Estimar como método: cuantificación, unidades de mano de obra, materiales, recuperación de gastos generales, margen sobre costo contra margen sobre precio, contingencia
En un párrafo
Un presupuesto no es una adivinanza con un margen encima. Son seis pasos en un orden fijo: cuantificar las cantidades, aplicar unidades de mano de obra para obtener horas, costear los materiales con impuesto y desperdicio, recuperar los gastos generales por hora facturable, agregar la utilidad como margen sobre el precio de venta (no como recargo sobre el costo), y agregar una contingencia del tamaño de lo que no puedes ver. Sáltate el paso de gastos generales y el trabajo parece rentable hasta el pago de la camioneta. Confunde recargo con margen y una meta del 20% se convierte en silencio en 16.7%. Aquí está el método, con la aritmética.
La regla
El monto del contrato en un contrato de mejoras al hogar debe incluir el costo total del contrato, incluyendo utilidad, mano de obra y materiales (B&P 7159.5(a)(1)). El impuesto sobre ventas pagado por materiales es parte de tu costo (CDTFA).
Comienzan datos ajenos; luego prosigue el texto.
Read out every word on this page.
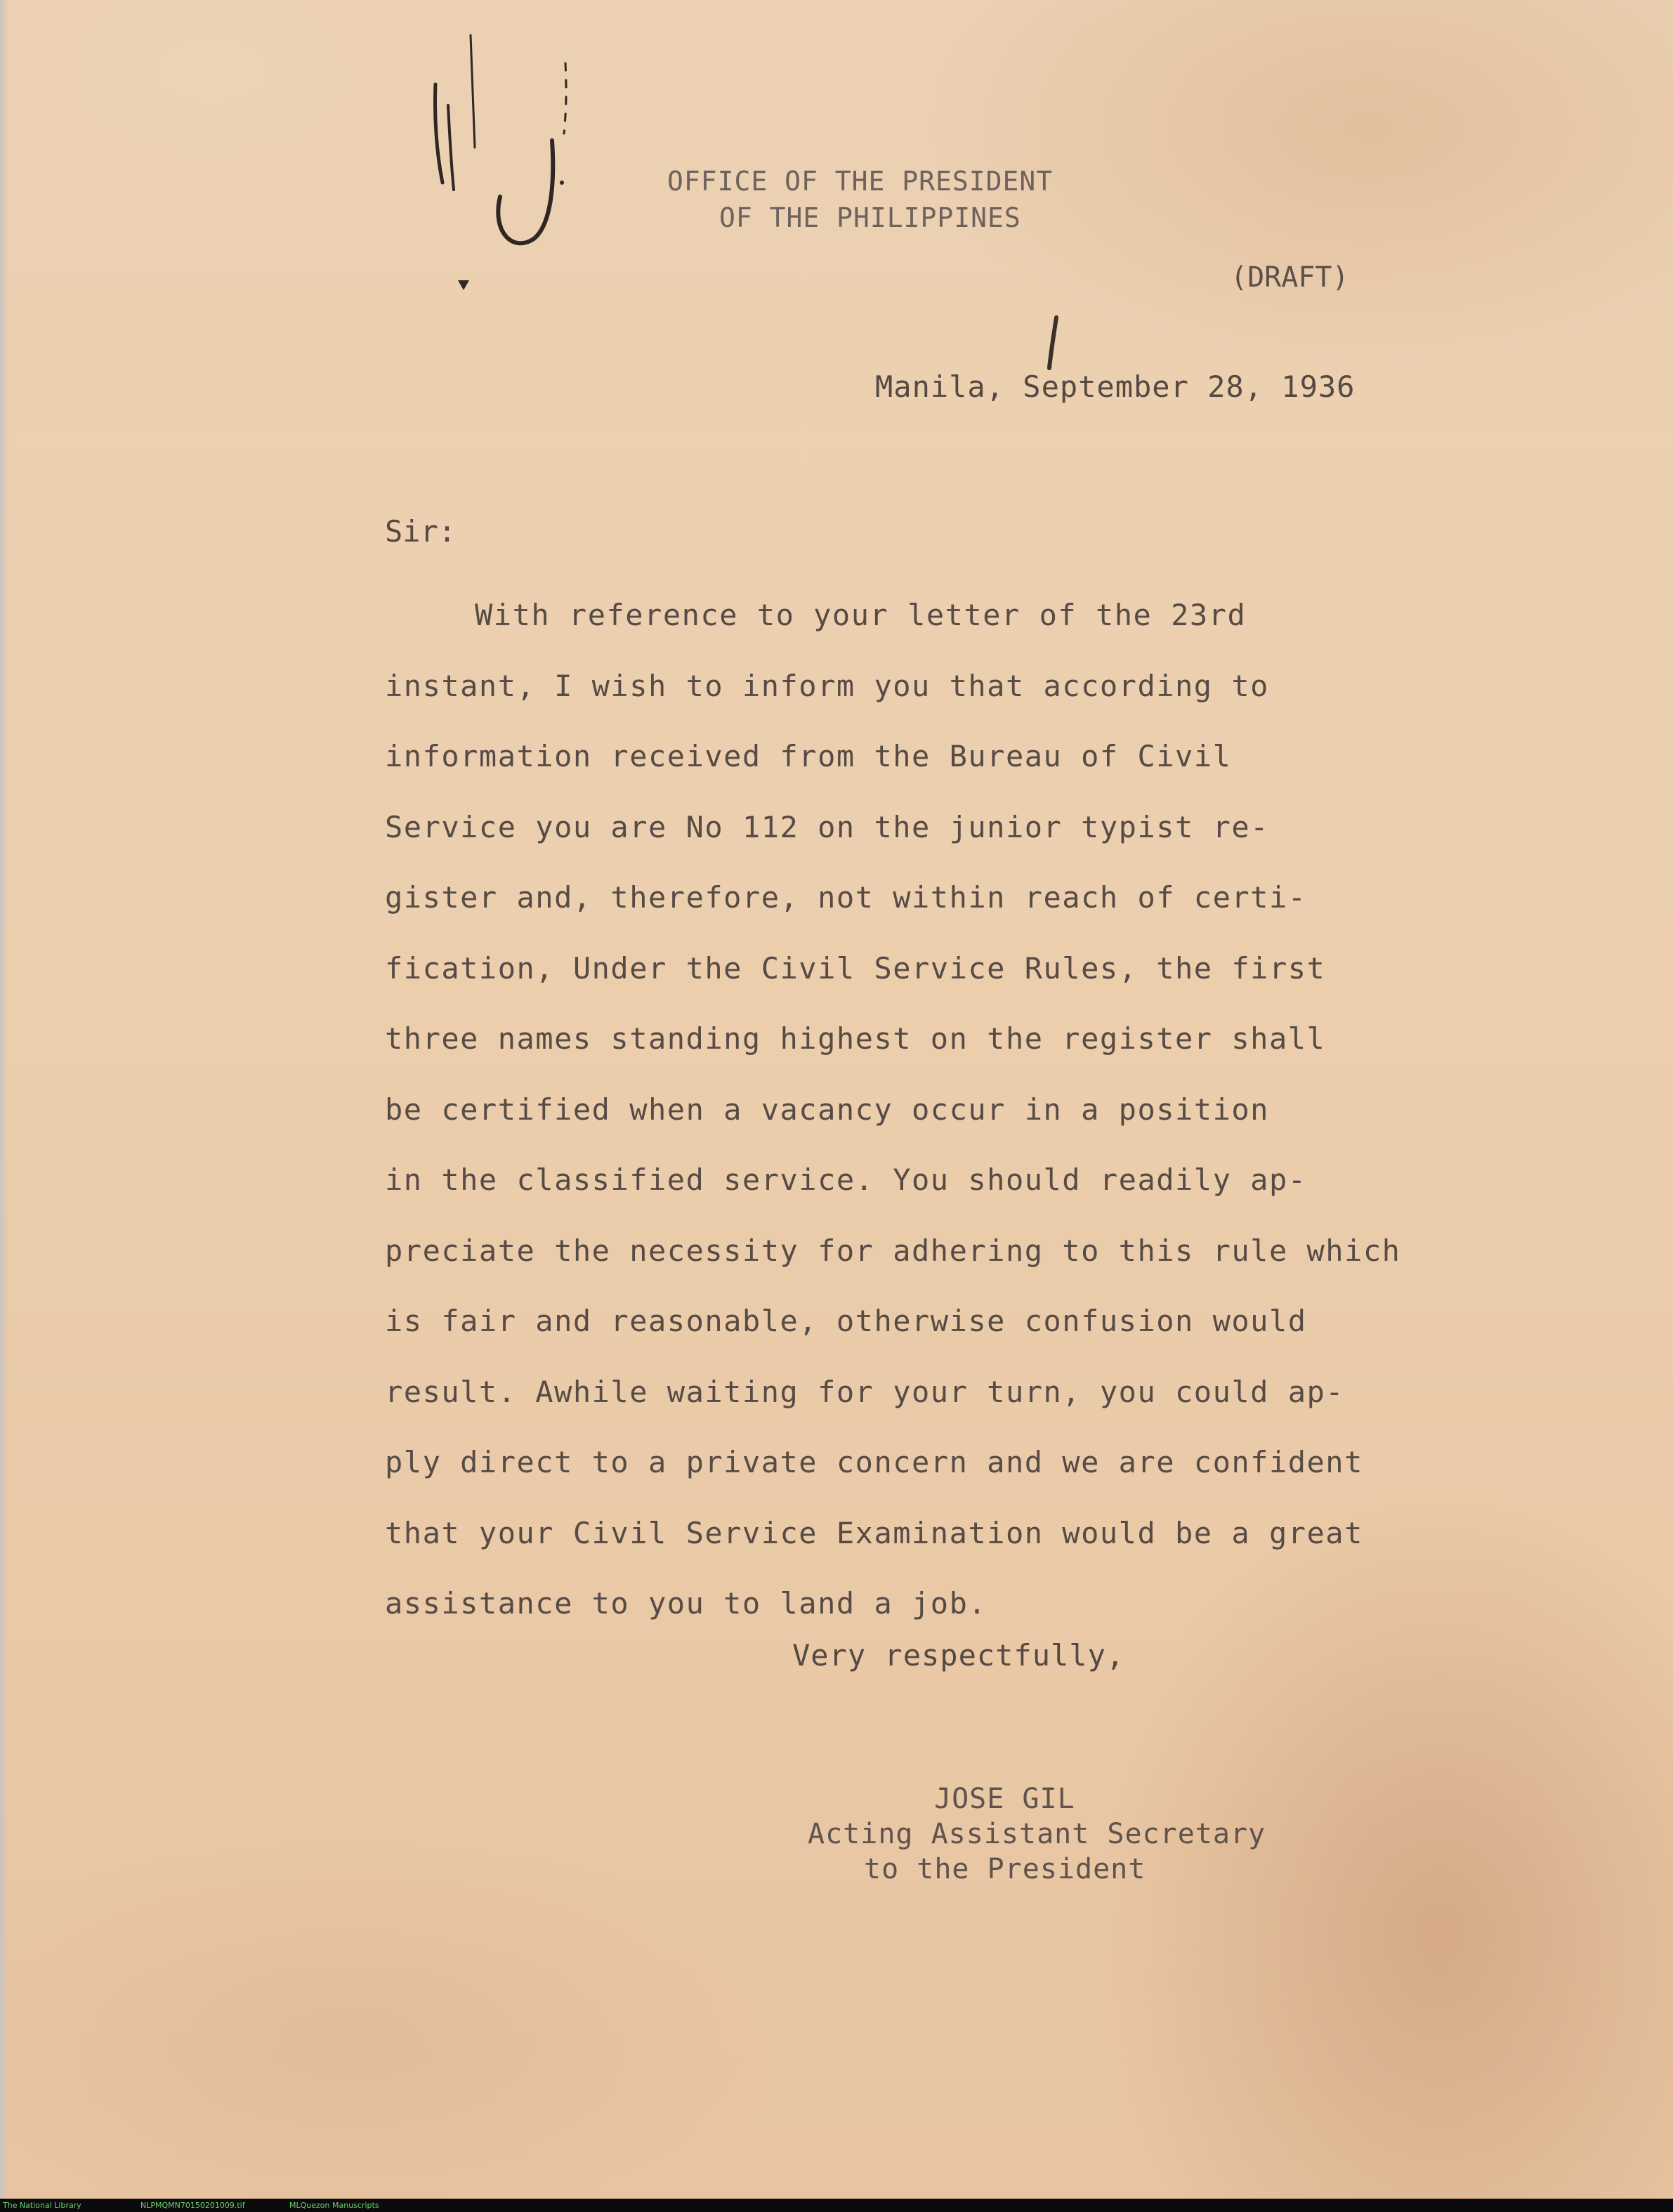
OFFICE OF THE PRESIDENT
OF THE PHILIPPINES
(DRAFT)
Manila, September 28, 1936
Sir:
With reference to your letter of the 23rd
instant, I wish to inform you that according to
information received from the Bureau of Civil
Service you are No 112 on the junior typist re-
gister and, therefore, not within reach of certi-
fication, Under the Civil Service Rules, the first
three names standing highest on the register shall
be certified when a vacancy occur in a position
in the classified service. You should readily ap-
preciate the necessity for adhering to this rule which
is fair and reasonable, otherwise confusion would
result. Awhile waiting for your turn, you could ap-
ply direct to a private concern and we are confident
that your Civil Service Examination would be a great
assistance to you to land a job.
Very respectfully,
JOSE GIL
Acting Assistant Secretary
to the President
The National Library	NLPMQMN70150201009.tif	MLQuezon Manuscripts
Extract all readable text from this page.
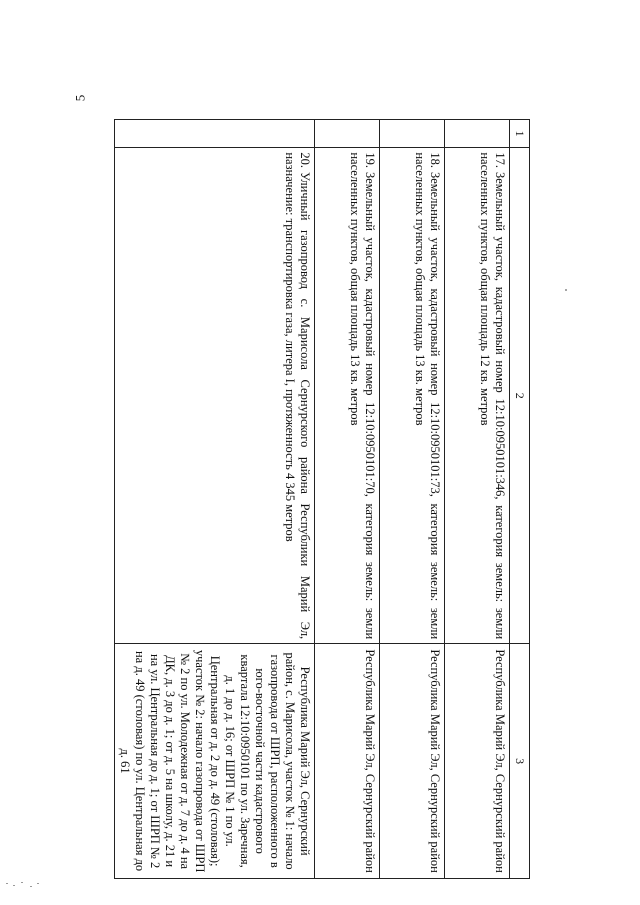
5
1	2	3
	17.Земельный участок, кадастровый номер 12:10:0950101:346, категория земель: земли населенных пунктов, общая площадь 12 кв. метров	Республика Марий Эл, Сернурский район
	18.Земельный участок, кадастровый номер 12:10:0950101:73, категория земель: земли населенных пунктов, общая площадь 13 кв. метров	Республика Марий Эл, Сернурский район
	19.Земельный участок, кадастровый номер 12:10:0950101:70, категория земель: земли населенных пунктов, общая площадь 13 кв. метров	Республика Марий Эл, Сернурский район
	20.Уличный газопровод с. Марисола Сернурского района Республики Марий Эл, назначение: транспортировка газа, литера I, протяженность 4 345 метров	Республика Марий Эл, Сернурский район, с. Марисола, участок № 1: начало газопровода от ШРП, расположенного в юго-восточной части кадастрового квартала 12:10:0950101 по ул. Заречная, д. 1 до д. 16; от ШРП № 1 по ул. Центральная от д. 2 до д. 49 (столовая); участок № 2: начало газопровода от ШРП № 2 по ул. Молодежная от д. 7 до д. 4 на ДК, д. 3 до д. 1; от д. 5 на школу, д. 21 и на ул. Центральная до д. 1; от ШРП № 2 на д. 49 (столовая) по ул. Центральная до д. 61
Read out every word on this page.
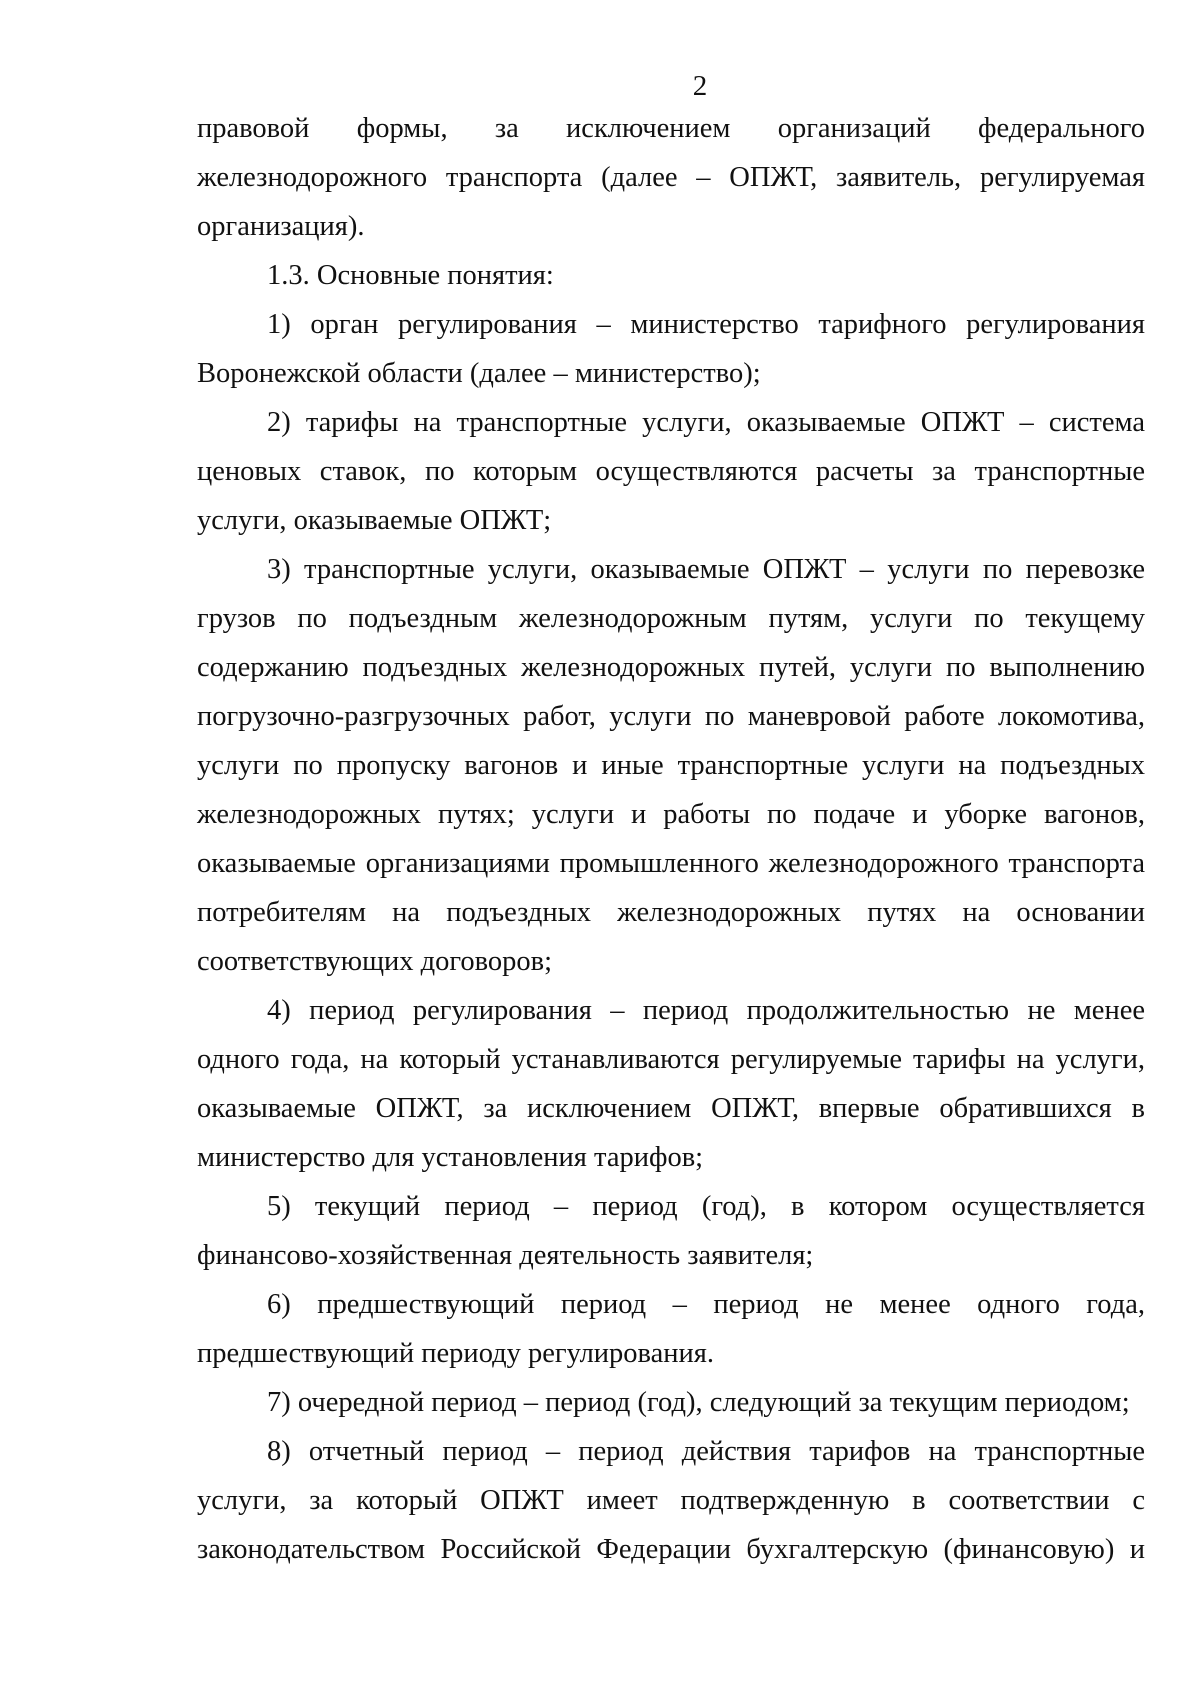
2

правовой формы, за исключением организаций федерального железнодорожного транспорта (далее – ОПЖТ, заявитель, регулируемая организация).

1.3. Основные понятия:

1) орган регулирования – министерство тарифного регулирования Воронежской области (далее – министерство);

2) тарифы на транспортные услуги, оказываемые ОПЖТ – система ценовых ставок, по которым осуществляются расчеты за транспортные услуги, оказываемые ОПЖТ;

3) транспортные услуги, оказываемые ОПЖТ – услуги по перевозке грузов по подъездным железнодорожным путям, услуги по текущему содержанию подъездных железнодорожных путей, услуги по выполнению погрузочно-разгрузочных работ, услуги по маневровой работе локомотива, услуги по пропуску вагонов и иные транспортные услуги на подъездных железнодорожных путях; услуги и работы по подаче и уборке вагонов, оказываемые организациями промышленного железнодорожного транспорта потребителям на подъездных железнодорожных путях на основании соответствующих договоров;

4) период регулирования – период продолжительностью не менее одного года, на который устанавливаются регулируемые тарифы на услуги, оказываемые ОПЖТ, за исключением ОПЖТ, впервые обратившихся в министерство для установления тарифов;

5) текущий период – период (год), в котором осуществляется финансово-хозяйственная деятельность заявителя;

6) предшествующий период – период не менее одного года, предшествующий периоду регулирования.

7) очередной период – период (год), следующий за текущим периодом;

8) отчетный период – период действия тарифов на транспортные услуги, за который ОПЖТ имеет подтвержденную в соответствии с законодательством Российской Федерации бухгалтерскую (финансовую) и
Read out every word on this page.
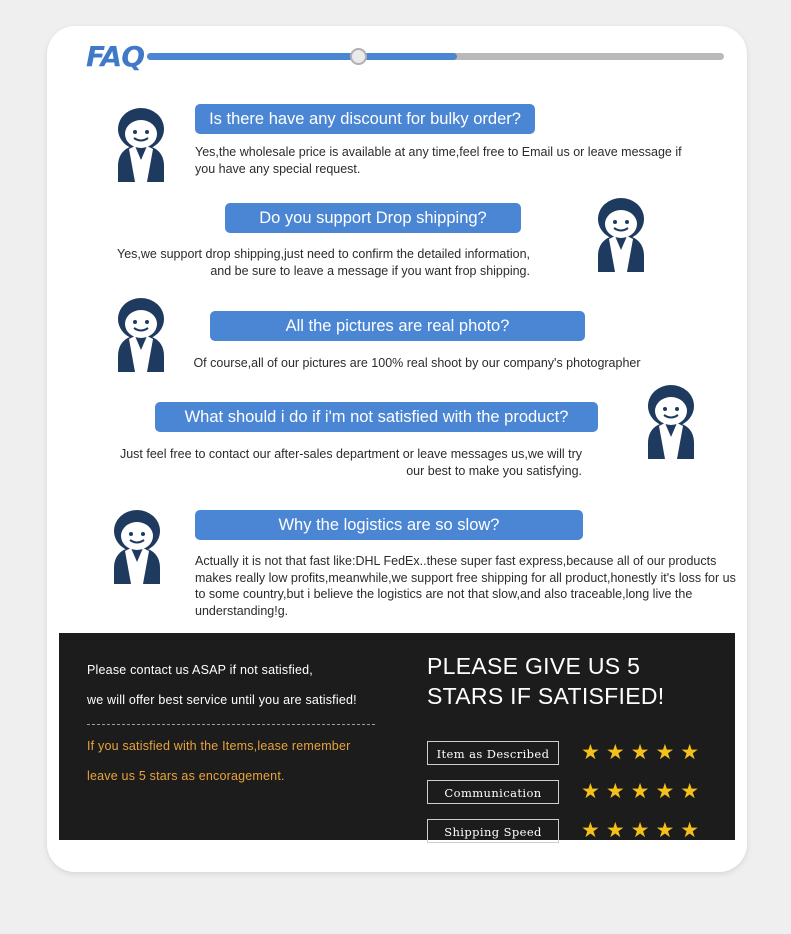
FAQ
Is there have any discount for bulky order?
Yes,the wholesale price is available at any time,feel free to Email us or leave message if you have any special request.
Do you support Drop shipping?
Yes,we support drop shipping,just need to confirm the detailed information, and be sure to leave a message if you want frop shipping.
All the pictures are real photo?
Of course,all of our pictures are 100% real shoot by our company's photographer
What should i do if i'm not satisfied with the product?
Just feel free to contact our after-sales department or leave messages us,we will try our best to make you satisfying.
Why the logistics are so slow?
Actually it is not that fast like:DHL FedEx..these super fast express,because all of our products makes really low profits,meanwhile,we support free shipping for all product,honestly it's loss for us to some country,but i believe the logistics are not that slow,and also traceable,long live the understanding!g.
Please contact us ASAP if not satisfied,
we will offer best service until you are satisfied!
If you satisfied with the Items,lease remember
leave us 5 stars as encoragement.
PLEASE GIVE US 5
STARS IF SATISFIED!
Item as Described	★★★★★
Communication	★★★★★
Shipping Speed	★★★★★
El recargo (markup) es la utilidad como porcentaje del costo; el margen es la utilidad como porcentaje del precio de venta; un recargo del 25% es un margen del 20%, y un margen del 20% requiere un recargo del 25%.
Por qué importa
La espiral de muerte por precios bajos empieza con un presupuesto que recuperó salarios pero no gastos generales. El contratista está ocupado, el saldo del banco crece un tiempo, y después llegan los seguros, la fianza, la camioneta y la cuenta de impuestos de abril, y el año ocupado resulta haber pagado menos que el empleo que dejó. El arreglo es aritmética, aplicada de la misma forma cada vez.